A delegada Nadine considera que o trabalho feito pelas primeiras mulheres foi fundamental para a conquista de espaço dentro da instituição. A chefe de polícia relembra, por exemplo, que as primeiras delegadas foram incorporadas somente na década de 1980.
— Foram elas que abriram esse caminho, não pelo fato de terem passado no concurso, mas por terem continuado a romper e enfrentar todos os desafios diários. O movimento feminista na década de 1970 exigia que homens não revistassem mulheres suspeitas. Elas encararam etapas e venceram um desafio maior: se manter dentro de uma instituição que talvez, no início, era muito machista — afirma Nadine.
Para a delegada, a inclusão das mulheres foi associada ao o papel de cuidar das pessoas.

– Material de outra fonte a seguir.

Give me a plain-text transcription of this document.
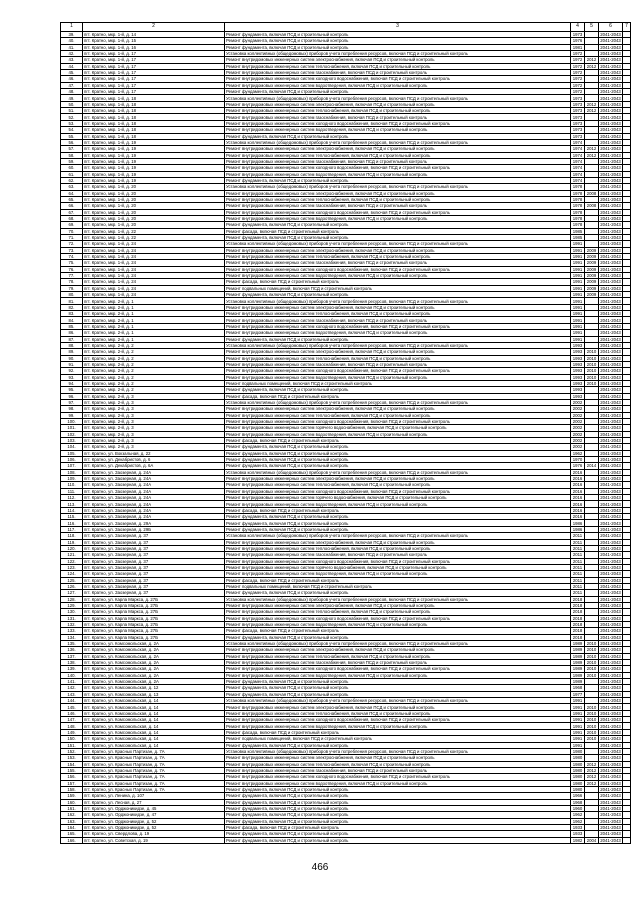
1	2	3	4	5	6	7
39.	пгт. Кратно, мкр. 1-й, д. 14	Ремонт фундамента, включая ПСД и строительный контроль	1973		2041-2043	
40.	пгт. Кратно, мкр. 1-й, д. 15	Ремонт фундамента, включая ПСД и строительный контроль	1976		2041-2043	
41.	пгт. Кратно, мкр. 1-й, д. 16	Ремонт фундамента, включая ПСД и строительный контроль	1981		2041-2043	
42.	пгт. Кратно, мкр. 1-й, д. 17	Установка коллективных (общедомовых) приборов учета потребления ресурсов, включая ПСД и строительный контроль	1972		2041-2043	
43.	пгт. Кратно, мкр. 1-й, д. 17	Ремонт внутридомовых инженерных систем электроснабжения, включая ПСД и строительный контроль	1972	2012	2041-2043	
44.	пгт. Кратно, мкр. 1-й, д. 17	Ремонт внутридомовых инженерных систем теплоснабжения, включая ПСД и строительный контроль	1972	2012	2041-2043	
45.	пгт. Кратно, мкр. 1-й, д. 17	Ремонт внутридомовых инженерных систем газоснабжения, включая ПСД и строительный контроль	1972		2041-2043	
46.	пгт. Кратно, мкр. 1-й, д. 17	Ремонт внутридомовых инженерных систем холодного водоснабжения, включая ПСД и строительный контроль	1972		2041-2043	
47.	пгт. Кратно, мкр. 1-й, д. 17	Ремонт внутридомовых инженерных систем водоотведения, включая ПСД и строительный контроль	1972		2041-2043	
48.	пгт. Кратно, мкр. 1-й, д. 17	Ремонт фундамента, включая ПСД и строительный контроль	1972		2041-2043	
49.	пгт. Кратно, мкр. 1-й, д. 18	Установка коллективных (общедомовых) приборов учета потребления ресурсов, включая ПСД и строительный контроль	1973		2041-2043	
50.	пгт. Кратно, мкр. 1-й, д. 18	Ремонт внутридомовых инженерных систем электроснабжения, включая ПСД и строительный контроль	1973	2012	2041-2043	
51.	пгт. Кратно, мкр. 1-й, д. 18	Ремонт внутридомовых инженерных систем теплоснабжения, включая ПСД и строительный контроль	1973	2012	2041-2043	
52.	пгт. Кратно, мкр. 1-й, д. 18	Ремонт внутридомовых инженерных систем газоснабжения, включая ПСД и строительный контроль	1973		2041-2043	
53.	пгт. Кратно, мкр. 1-й, д. 18	Ремонт внутридомовых инженерных систем холодного водоснабжения, включая ПСД и строительный контроль	1973		2041-2043	
54.	пгт. Кратно, мкр. 1-й, д. 18	Ремонт внутридомовых инженерных систем водоотведения, включая ПСД и строительный контроль	1973		2041-2043	
55.	пгт. Кратно, мкр. 1-й, д. 18	Ремонт фундамента, включая ПСД и строительный контроль	1973		2041-2043	
56.	пгт. Кратно, мкр. 1-й, д. 19	Установка коллективных (общедомовых) приборов учета потребления ресурсов, включая ПСД и строительный контроль	1974		2041-2043	
57.	пгт. Кратно, мкр. 1-й, д. 19	Ремонт внутридомовых инженерных систем электроснабжения, включая ПСД и строительный контроль	1974	2012	2041-2043	
58.	пгт. Кратно, мкр. 1-й, д. 19	Ремонт внутридомовых инженерных систем теплоснабжения, включая ПСД и строительный контроль	1974	2012	2041-2043	
59.	пгт. Кратно, мкр. 1-й, д. 19	Ремонт внутридомовых инженерных систем газоснабжения, включая ПСД и строительный контроль	1974		2041-2043	
60.	пгт. Кратно, мкр. 1-й, д. 19	Ремонт внутридомовых инженерных систем холодного водоснабжения, включая ПСД и строительный контроль	1974		2041-2043	
61.	пгт. Кратно, мкр. 1-й, д. 19	Ремонт внутридомовых инженерных систем водоотведения, включая ПСД и строительный контроль	1974		2041-2043	
62.	пгт. Кратно, мкр. 1-й, д. 19	Ремонт фундамента, включая ПСД и строительный контроль	1974		2041-2043	
63.	пгт. Кратно, мкр. 1-й, д. 20	Установка коллективных (общедомовых) приборов учета потребления ресурсов, включая ПСД и строительный контроль	1978		2041-2043	
64.	пгт. Кратно, мкр. 1-й, д. 20	Ремонт внутридомовых инженерных систем электроснабжения, включая ПСД и строительный контроль	1978	2008	2041-2043	
65.	пгт. Кратно, мкр. 1-й, д. 20	Ремонт внутридомовых инженерных систем теплоснабжения, включая ПСД и строительный контроль	1978		2041-2043	
66.	пгт. Кратно, мкр. 1-й, д. 20	Ремонт внутридомовых инженерных систем газоснабжения, включая ПСД и строительный контроль	1978	2008	2041-2043	
67.	пгт. Кратно, мкр. 1-й, д. 20	Ремонт внутридомовых инженерных систем холодного водоснабжения, включая ПСД и строительный контроль	1978		2041-2043	
68.	пгт. Кратно, мкр. 1-й, д. 20	Ремонт внутридомовых инженерных систем водоотведения, включая ПСД и строительный контроль	1978		2041-2043	
69.	пгт. Кратно, мкр. 1-й, д. 20	Ремонт фундамента, включая ПСД и строительный контроль	1978		2041-2043	
70.	пгт. Кратно, мкр. 1-й, д. 22	Ремонт фасада, включая ПСД и строительный контроль	1985		2041-2043	
71.	пгт. Кратно, мкр. 1-й, д. 22	Ремонт фундамента, включая ПСД и строительный контроль	1985		2041-2043	
72.	пгт. Кратно, мкр. 1-й, д. 24	Установка коллективных (общедомовых) приборов учета потребления ресурсов, включая ПСД и строительный контроль	1991		2041-2043	
73.	пгт. Кратно, мкр. 1-й, д. 24	Ремонт внутридомовых инженерных систем электроснабжения, включая ПСД и строительный контроль	1991	2009	2041-2043	
74.	пгт. Кратно, мкр. 1-й, д. 24	Ремонт внутридомовых инженерных систем теплоснабжения, включая ПСД и строительный контроль	1991	2009	2041-2043	
75.	пгт. Кратно, мкр. 1-й, д. 24	Ремонт внутридомовых инженерных систем газоснабжения, включая ПСД и строительный контроль	1991	2009	2041-2043	
76.	пгт. Кратно, мкр. 1-й, д. 24	Ремонт внутридомовых инженерных систем холодного водоснабжения, включая ПСД и строительный контроль	1991	2009	2041-2043	
77.	пгт. Кратно, мкр. 1-й, д. 24	Ремонт внутридомовых инженерных систем водоотведения, включая ПСД и строительный контроль	1991	2009	2041-2043	
78.	пгт. Кратно, мкр. 1-й, д. 24	Ремонт фасада, включая ПСД и строительный контроль	1991	2009	2041-2043	
79.	пгт. Кратно, мкр. 1-й, д. 24	Ремонт подвальных помещений, включая ПСД и строительный контроль	1991	2009	2041-2043	
80.	пгт. Кратно, мкр. 1-й, д. 24	Ремонт фундамента, включая ПСД и строительный контроль	1991	2009	2041-2043	
81.	пгт. Кратно, мкр. 2-й, д. 1	Установка коллективных (общедомовых) приборов учета потребления ресурсов, включая ПСД и строительный контроль	1991		2041-2043	
82.	пгт. Кратно, мкр. 2-й, д. 1	Ремонт внутридомовых инженерных систем электроснабжения, включая ПСД и строительный контроль	1991		2041-2043	
83.	пгт. Кратно, мкр. 2-й, д. 1	Ремонт внутридомовых инженерных систем теплоснабжения, включая ПСД и строительный контроль	1991		2041-2043	
84.	пгт. Кратно, мкр. 2-й, д. 1	Ремонт внутридомовых инженерных систем газоснабжения, включая ПСД и строительный контроль	1991		2041-2043	
85.	пгт. Кратно, мкр. 2-й, д. 1	Ремонт внутридомовых инженерных систем холодного водоснабжения, включая ПСД и строительный контроль	1991		2041-2043	
86.	пгт. Кратно, мкр. 2-й, д. 1	Ремонт внутридомовых инженерных систем водоотведения, включая ПСД и строительный контроль	1991		2041-2043	
87.	пгт. Кратно, мкр. 2-й, д. 1	Ремонт фундамента, включая ПСД и строительный контроль	1991		2041-2043	
88.	пгт. Кратно, мкр. 2-й, д. 2	Установка коллективных (общедомовых) приборов учета потребления ресурсов, включая ПСД и строительный контроль	1993		2041-2043	
89.	пгт. Кратно, мкр. 2-й, д. 2	Ремонт внутридомовых инженерных систем электроснабжения, включая ПСД и строительный контроль	1993	2010	2041-2043	
90.	пгт. Кратно, мкр. 2-й, д. 2	Ремонт внутридомовых инженерных систем теплоснабжения, включая ПСД и строительный контроль	1993	2010	2041-2043	
91.	пгт. Кратно, мкр. 2-й, д. 2	Ремонт внутридомовых инженерных систем газоснабжения, включая ПСД и строительный контроль	1993	2010	2041-2043	
92.	пгт. Кратно, мкр. 2-й, д. 2	Ремонт внутридомовых инженерных систем холодного водоснабжения, включая ПСД и строительный контроль	1993	2010	2041-2043	
93.	пгт. Кратно, мкр. 2-й, д. 2	Ремонт внутридомовых инженерных систем водоотведения, включая ПСД и строительный контроль	1993	2010	2041-2043	
94.	пгт. Кратно, мкр. 2-й, д. 2	Ремонт подвальных помещений, включая ПСД и строительный контроль	1993	2010	2041-2043	
95.	пгт. Кратно, мкр. 2-й, д. 2	Ремонт фундамента, включая ПСД и строительный контроль	1993		2041-2043	
96.	пгт. Кратно, мкр. 2-й, д. 3	Ремонт фасада, включая ПСД и строительный контроль	1993		2041-2043	
97.	пгт. Кратно, мкр. 2-й, д. 3	Установка коллективных (общедомовых) приборов учета потребления ресурсов, включая ПСД и строительный контроль	2002		2041-2043	
98.	пгт. Кратно, мкр. 2-й, д. 3	Ремонт внутридомовых инженерных систем электроснабжения, включая ПСД и строительный контроль	2002		2041-2043	
99.	пгт. Кратно, мкр. 2-й, д. 3	Ремонт внутридомовых инженерных систем теплоснабжения, включая ПСД и строительный контроль	2002		2041-2043	
100.	пгт. Кратно, мкр. 2-й, д. 3	Ремонт внутридомовых инженерных систем холодного водоснабжения, включая ПСД и строительный контроль	2002		2041-2043	
101.	пгт. Кратно, мкр. 2-й, д. 3	Ремонт внутридомовых инженерных систем горячего водоснабжения, включая ПСД и строительный контроль	2002		2041-2043	
102.	пгт. Кратно, мкр. 2-й, д. 3	Ремонт внутридомовых инженерных систем водоотведения, включая ПСД и строительный контроль	2002		2041-2043	
103.	пгт. Кратно, мкр. 2-й, д. 3	Ремонт фасада, включая ПСД и строительный контроль	2002		2041-2043	
104.	пгт. Кратно, мкр. 2-й, д. 3	Ремонт фундамента, включая ПСД и строительный контроль	2002		2041-2043	
105.	пгт. Кратно, ул. Вокзальная, д. 22	Ремонт фундамента, включая ПСД и строительный контроль	1962		2041-2043	
106.	пгт. Кратно, ул. Декабристов, д. 6	Ремонт фундамента, включая ПСД и строительный контроль	1970		2041-2043	
107.	пгт. Кратно, ул. Декабристов, д. 6А	Ремонт фундамента, включая ПСД и строительный контроль	1976	2014	2041-2043	
108.	пгт. Кратно, ул. Заозерная, д. 24А	Установка коллективных (общедомовых) приборов учета потребления ресурсов, включая ПСД и строительный контроль	2016		2041-2043	
109.	пгт. Кратно, ул. Заозерная, д. 24А	Ремонт внутридомовых инженерных систем электроснабжения, включая ПСД и строительный контроль	2016		2041-2043	
110.	пгт. Кратно, ул. Заозерная, д. 24А	Ремонт внутридомовых инженерных систем теплоснабжения, включая ПСД и строительный контроль	2016		2041-2043	
111.	пгт. Кратно, ул. Заозерная, д. 24А	Ремонт внутридомовых инженерных систем холодного водоснабжения, включая ПСД и строительный контроль	2016		2041-2043	
112.	пгт. Кратно, ул. Заозерная, д. 24А	Ремонт внутридомовых инженерных систем горячего водоснабжения, включая ПСД и строительный контроль	2016		2041-2043	
113.	пгт. Кратно, ул. Заозерная, д. 24А	Ремонт внутридомовых инженерных систем водоотведения, включая ПСД и строительный контроль	2016		2041-2043	
114.	пгт. Кратно, ул. Заозерная, д. 24А	Ремонт фасада, включая ПСД и строительный контроль	2016		2041-2043	
115.	пгт. Кратно, ул. Заозерная, д. 24А	Ремонт фундамента, включая ПСД и строительный контроль	2016		2041-2043	
116.	пгт. Кратно, ул. Заозерная, д. 29А	Ремонт фундамента, включая ПСД и строительный контроль	1986		2041-2043	
117.	пгт. Кратно, ул. Заозерная, д. 29Б	Ремонт фундамента, включая ПСД и строительный контроль	1986		2041-2043	
118.	пгт. Кратно, ул. Заозерная, д. 37	Установка коллективных (общедомовых) приборов учета потребления ресурсов, включая ПСД и строительный контроль	2011		2041-2043	
119.	пгт. Кратно, ул. Заозерная, д. 37	Ремонт внутридомовых инженерных систем электроснабжения, включая ПСД и строительный контроль	2011		2041-2043	
120.	пгт. Кратно, ул. Заозерная, д. 37	Ремонт внутридомовых инженерных систем теплоснабжения, включая ПСД и строительный контроль	2011		2041-2043	
121.	пгт. Кратно, ул. Заозерная, д. 37	Ремонт внутридомовых инженерных систем газоснабжения, включая ПСД и строительный контроль	2011		2041-2043	
122.	пгт. Кратно, ул. Заозерная, д. 37	Ремонт внутридомовых инженерных систем холодного водоснабжения, включая ПСД и строительный контроль	2011		2041-2043	
123.	пгт. Кратно, ул. Заозерная, д. 37	Ремонт внутридомовых инженерных систем горячего водоснабжения, включая ПСД и строительный контроль	2011		2041-2043	
124.	пгт. Кратно, ул. Заозерная, д. 37	Ремонт внутридомовых инженерных систем водоотведения, включая ПСД и строительный контроль	2011		2041-2043	
125.	пгт. Кратно, ул. Заозерная, д. 37	Ремонт фасада, включая ПСД и строительный контроль	2011		2041-2043	
126.	пгт. Кратно, ул. Заозерная, д. 37	Ремонт подвальных помещений, включая ПСД и строительный контроль	2011		2041-2043	
127.	пгт. Кратно, ул. Заозерная, д. 37	Ремонт фундамента, включая ПСД и строительный контроль	2011		2041-2043	
128.	пгт. Кратно, ул. Карла Маркса, д. 27Б	Установка коллективных (общедомовых) приборов учета потребления ресурсов, включая ПСД и строительный контроль	2018		2041-2043	
129.	пгт. Кратно, ул. Карла Маркса, д. 27Б	Ремонт внутридомовых инженерных систем электроснабжения, включая ПСД и строительный контроль	2018		2041-2043	
130.	пгт. Кратно, ул. Карла Маркса, д. 27Б	Ремонт внутридомовых инженерных систем теплоснабжения, включая ПСД и строительный контроль	2018		2041-2043	
131.	пгт. Кратно, ул. Карла Маркса, д. 27Б	Ремонт внутридомовых инженерных систем холодного водоснабжения, включая ПСД и строительный контроль	2018		2041-2043	
132.	пгт. Кратно, ул. Карла Маркса, д. 27Б	Ремонт внутридомовых инженерных систем водоотведения, включая ПСД и строительный контроль	2018		2041-2043	
133.	пгт. Кратно, ул. Карла Маркса, д. 27Б	Ремонт фасада, включая ПСД и строительный контроль	2018		2041-2043	
134.	пгт. Кратно, ул. Карла Маркса, д. 27Б	Ремонт фундамента, включая ПСД и строительный контроль	2018		2041-2043	
135.	пгт. Кратно, ул. Комсомольская, д. 2А	Установка коллективных (общедомовых) приборов учета потребления ресурсов, включая ПСД и строительный контроль	1989	2010	2041-2043	
136.	пгт. Кратно, ул. Комсомольская, д. 2А	Ремонт внутридомовых инженерных систем электроснабжения, включая ПСД и строительный контроль	1989	2010	2041-2043	
137.	пгт. Кратно, ул. Комсомольская, д. 2А	Ремонт внутридомовых инженерных систем теплоснабжения, включая ПСД и строительный контроль	1989	2010	2041-2043	
138.	пгт. Кратно, ул. Комсомольская, д. 2А	Ремонт внутридомовых инженерных систем газоснабжения, включая ПСД и строительный контроль	1989	2010	2041-2043	
139.	пгт. Кратно, ул. Комсомольская, д. 2А	Ремонт внутридомовых инженерных систем холодного водоснабжения, включая ПСД и строительный контроль	1989	2010	2041-2043	
140.	пгт. Кратно, ул. Комсомольская, д. 2А	Ремонт внутридомовых инженерных систем водоотведения, включая ПСД и строительный контроль	1989	2010	2041-2043	
141.	пгт. Кратно, ул. Комсомольская, д. 2А	Ремонт фундамента, включая ПСД и строительный контроль	1989		2041-2043	
142.	пгт. Кратно, ул. Комсомольская, д. 12	Ремонт фундамента, включая ПСД и строительный контроль	1968		2041-2043	
143.	пгт. Кратно, ул. Комсомольская, д. 13	Ремонт фундамента, включая ПСД и строительный контроль	1977		2041-2043	
144.	пгт. Кратно, ул. Комсомольская, д. 14	Установка коллективных (общедомовых) приборов учета потребления ресурсов, включая ПСД и строительный контроль	1991		2041-2043	
145.	пгт. Кратно, ул. Комсомольская, д. 14	Ремонт внутридомовых инженерных систем электроснабжения, включая ПСД и строительный контроль	1991	2010	2041-2043	
146.	пгт. Кратно, ул. Комсомольская, д. 14	Ремонт внутридомовых инженерных систем теплоснабжения, включая ПСД и строительный контроль	1991	2010	2041-2043	
147.	пгт. Кратно, ул. Комсомольская, д. 14	Ремонт внутридомовых инженерных систем холодного водоснабжения, включая ПСД и строительный контроль	1991	2010	2041-2043	
148.	пгт. Кратно, ул. Комсомольская, д. 14	Ремонт внутридомовых инженерных систем водоотведения, включая ПСД и строительный контроль	1991	2010	2041-2043	
149.	пгт. Кратно, ул. Комсомольская, д. 14	Ремонт фасада, включая ПСД и строительный контроль	1991	2010	2041-2043	
150.	пгт. Кратно, ул. Комсомольская, д. 14	Ремонт подвальных помещений, включая ПСД и строительный контроль	1991	2010	2041-2043	
151.	пгт. Кратно, ул. Комсомольская, д. 14	Ремонт фундамента, включая ПСД и строительный контроль	1991		2041-2043	
152.	пгт. Кратно, ул. Красных Партизан, д. 7А	Установка коллективных (общедомовых) приборов учета потребления ресурсов, включая ПСД и строительный контроль	1980		2041-2043	
153.	пгт. Кратно, ул. Красных Партизан, д. 7А	Ремонт внутридомовых инженерных систем электроснабжения, включая ПСД и строительный контроль	1980		2041-2043	
154.	пгт. Кратно, ул. Красных Партизан, д. 7А	Ремонт внутридомовых инженерных систем теплоснабжения, включая ПСД и строительный контроль	1980	2012	2041-2043	
155.	пгт. Кратно, ул. Красных Партизан, д. 7А	Ремонт внутридомовых инженерных систем газоснабжения, включая ПСД и строительный контроль	1980	2012	2041-2043	
156.	пгт. Кратно, ул. Красных Партизан, д. 7А	Ремонт внутридомовых инженерных систем холодного водоснабжения, включая ПСД и строительный контроль	1980	2012	2041-2043	
157.	пгт. Кратно, ул. Красных Партизан, д. 7А	Ремонт внутридомовых инженерных систем водоотведения, включая ПСД и строительный контроль	1980	2012	2041-2043	
158.	пгт. Кратно, ул. Красных Партизан, д. 7А	Ремонт фундамента, включая ПСД и строительный контроль	1980		2041-2043	
159.	пгт. Кратно, ул. Ленина, д. 107	Ремонт фундамента, включая ПСД и строительный контроль	1966		2041-2043	
160.	пгт. Кратно, ул. Лесная, д. 27	Ремонт фундамента, включая ПСД и строительный контроль	1968		2041-2043	
161.	пгт. Кратно, ул. Орджоникидзе, д. 45	Ремонт фундамента, включая ПСД и строительный контроль	1960		2041-2043	
162.	пгт. Кратно, ул. Орджоникидзе, д. 47	Ремонт фундамента, включая ПСД и строительный контроль	1962		2041-2043	
163.	пгт. Кратно, ул. Орджоникидзе, д. 52	Ремонт фундамента, включая ПСД и строительный контроль	1962		2041-2043	
164.	пгт. Кратно, ул. Орджоникидзе, д. 52	Ремонт фасада, включая ПСД и строительный контроль	1933		2041-2043	
165.	пгт. Кратно, ул. Свердлова, д. 19	Ремонт фундамента, включая ПСД и строительный контроль	1933		2041-2043	
166.	пгт. Кратно, ул. Советская, д. 19	Ремонт фундамента, включая ПСД и строительный контроль	1982	2004	2041-2043	
466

— Tudo que era relacionado aos direitos das mulheres, das crianças e dos idosos, por exemplo, era encaminhado para que elas atendessem. As três primeiras aprovadas no concurso de delegado em 1988 foram as primeiras titulares das delegacias especializadas no atendimento à mulher, em Canoas, Porto Alegre e Caxias do Sul — relembra.
Nascida em Getúlio Vargas, na região norte do Estado, Nadine conta que saiu de casa aos 16 anos para estudar em Passo Fundo, onde concluiu o Ensino Médio, cursou Direito e foi em busca de uma vaga no serviço público. Passados um ano e meio na chefia de Polícia, ela se diz muito satisfeita ao poder representar as mulheres e os homens da instituição:
— Orgulho é a palavra que resume o meu sentimento. Observei, nos primeiros meses, que nós já temos uma Polícia Civil madura. Internamente, parece que não foi uma novidade eu assumir. Isso porque as mulheres já ocupavam cargos de chefe de investigação, chefe de cartório, diretoras de departamentos, entre outros.
O Sindicato dos Escrivães, Inspetores e Investigadores de Polícia do Rio Grande do Sul (Ugeirm) tem planos para, após a pandemia, reunir parte do grupo de mulheres da primeira turma e montar um documentário contando a história das pioneiras da Polícia Civil do Rio Grande do Sul.